Using OpenMP to produce an optimized, parallel aplication

OpenMP is a directive driven, shared memory implementation for parallel programming. Directives are added to the code in question to "guide" the compiler in producing parallelized code. A shared memory parallel program communicates between processes via memory common to all processes and thus can be used only with as many processors as have access to this common pool of memory.

A study of the process of converting a serial application to a OpenMP parallel application is given below.

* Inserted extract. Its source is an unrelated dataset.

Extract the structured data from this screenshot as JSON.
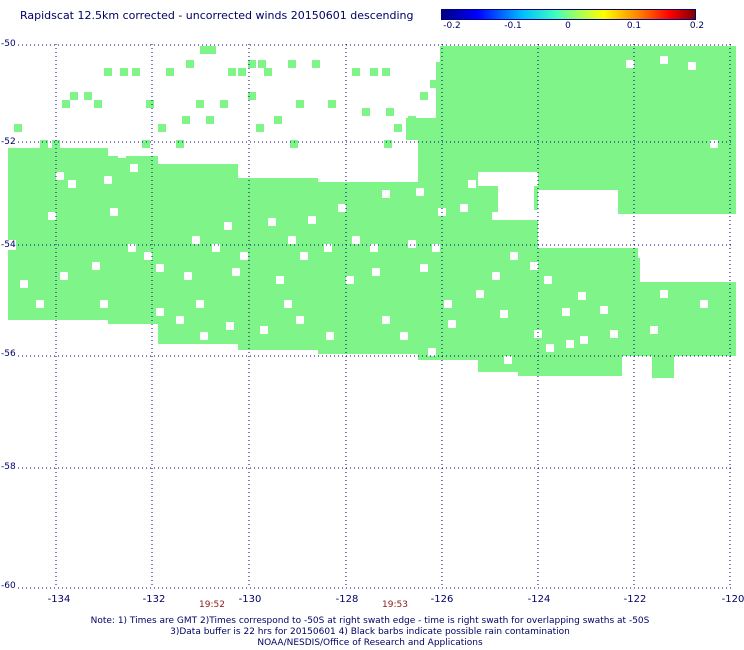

The first step in optimizing a program is to locate the section(s) of code taking the most time. This process is referred to as "profiling". Several packages exist that can produce the desired information. One of them is Vampir

A Vampir instrumented version of the code to be optimized in this example produced the following output:

The profile run took a total of 42.178 seconds, 41.699 spent in the routine "fcn". Clearly, optimization efforts should concentrate on this routine. Below is the content of fcn:

      subroutine fcn(npar,grad,fval,xval,iflag,futil)
      implicit double precision (a-h,o-z)
      dimension grad(*),xval(*)
c
      common/prob/nch
      integer          nch
c
      fval=0.
c
      do i=1,nch-1
         do j=i+1,nch
            u=sin(xval(2*i-1))*cos(xval(2*i))
     $       *sin(xval(2*j-1))*cos(xval(2*j))
     $       +sin(xval(2*i-1))*sin(xval(2*i))
     $       *sin(xval(2*j-1))*sin(xval(2*j))
     $       +cos(xval(2*i-1))*cos(xval(2*j-1))
            d=2.*sin(acos(u)/2.)
            fval=fval+1./d**2
         enddo
      enddo
c
      return
      end

The innermost loop (indexed by "j") contains function calls that depend only on the index "i". Moving these evaluations outside the inner loop will improve efficiency. The following version executes in 28.94 seconds, 69% of the original time.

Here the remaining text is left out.